I have a set of urls containing json files and an empty pandas dataframe with columns representing the attributes of the jsnon files. Not all json files have all the attributes
Assuming that df
is empty and has the same columns as the url dictionary keys, i.e.
list(df)
#[u'alternate_product_code',
# u'availability',
# u'boz',
# ...
len(df)
#0
then you can use pandas.append
for url in links:
url_data = urllib2.urlopen(str(url)).read()

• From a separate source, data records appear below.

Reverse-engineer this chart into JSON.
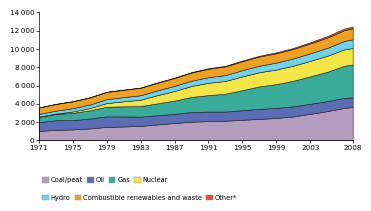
{
  "years": [
    1971,
    1973,
    1975,
    1977,
    1979,
    1981,
    1983,
    1985,
    1987,
    1989,
    1991,
    1993,
    1995,
    1997,
    1999,
    2001,
    2003,
    2005,
    2007,
    2008
  ],
  "coal_peat": [
    1040,
    1150,
    1200,
    1300,
    1480,
    1520,
    1580,
    1750,
    1900,
    2050,
    2100,
    2150,
    2250,
    2350,
    2450,
    2620,
    2900,
    3200,
    3550,
    3650
  ],
  "oil": [
    950,
    1050,
    1020,
    1080,
    1150,
    1100,
    1020,
    1000,
    1000,
    1050,
    1050,
    1000,
    1050,
    1100,
    1100,
    1100,
    1100,
    1100,
    1100,
    1050
  ],
  "gas": [
    580,
    680,
    790,
    900,
    1050,
    1100,
    1150,
    1300,
    1450,
    1650,
    1800,
    1950,
    2200,
    2450,
    2600,
    2800,
    3000,
    3200,
    3500,
    3600
  ],
  "nuclear": [
    20,
    50,
    150,
    250,
    400,
    550,
    700,
    900,
    1050,
    1200,
    1350,
    1400,
    1500,
    1550,
    1600,
    1650,
    1700,
    1750,
    1800,
    1800
  ],
  "hydro": [
    300,
    320,
    360,
    390,
    430,
    460,
    490,
    530,
    560,
    580,
    610,
    640,
    680,
    720,
    760,
    790,
    830,
    870,
    920,
    950
  ],
  "combustible_renew": [
    700,
    730,
    750,
    770,
    790,
    800,
    810,
    830,
    860,
    890,
    920,
    950,
    980,
    1000,
    1020,
    1040,
    1080,
    1120,
    1180,
    1200
  ],
  "other": [
    10,
    12,
    15,
    18,
    22,
    25,
    30,
    35,
    40,
    50,
    60,
    70,
    80,
    90,
    100,
    110,
    130,
    160,
    180,
    200
  ],
  "colors": {
    "coal_peat": "#b59dbe",
    "oil": "#5b6db5",
    "gas": "#3aab9a",
    "nuclear": "#f2e545",
    "hydro": "#6fd0ef",
    "combustible_renew": "#f0a020",
    "other": "#e05535"
  },
  "labels": [
    "Coal/peat",
    "Oil",
    "Gas",
    "Nuclear",
    "Hydro",
    "Combustible renewables and waste",
    "Other*"
  ],
  "ylim": [
    0,
    14000
  ],
  "yticks": [
    0,
    2000,
    4000,
    6000,
    8000,
    10000,
    12000,
    14000
  ],
  "xtick_years": [
    1971,
    1975,
    1979,
    1983,
    1987,
    1991,
    1995,
    1999,
    2003,
    2008
  ],
  "legend_row1": [
    "Coal/peat",
    "Oil",
    "Gas",
    "Nuclear"
  ],
  "legend_row2": [
    "Hydro",
    "Combustible renewables and waste",
    "Other*"
  ]
}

url_dict = json.loads(url_data)
a_dict = { k:pandas.Series([str(v)], index=[0]) for k,v in url_dict.iteritems() }
new_df = pandas.DataFrame.from_dict(a_dict)
df.append(new_df, ignore_index=True)
Not too sure why your code won't work, but consider the following few edits which should clean things up, should you still want to use it:
for row,url in enumerate(links):
data = urllib2.urlopen(str(url)).read()
data_dict = json.loads(data)
for key,val in data_dict.items():
if key in list(df):
df.ix[row,key] = val
I used enumerate to iterate over the index and value of links array, in this way you dont need an index counter (row
in your code) and then I used the .items
dictionary method, so I can iterate over key and values at once. I believe pandas will automatically handle the empty dataframe entries.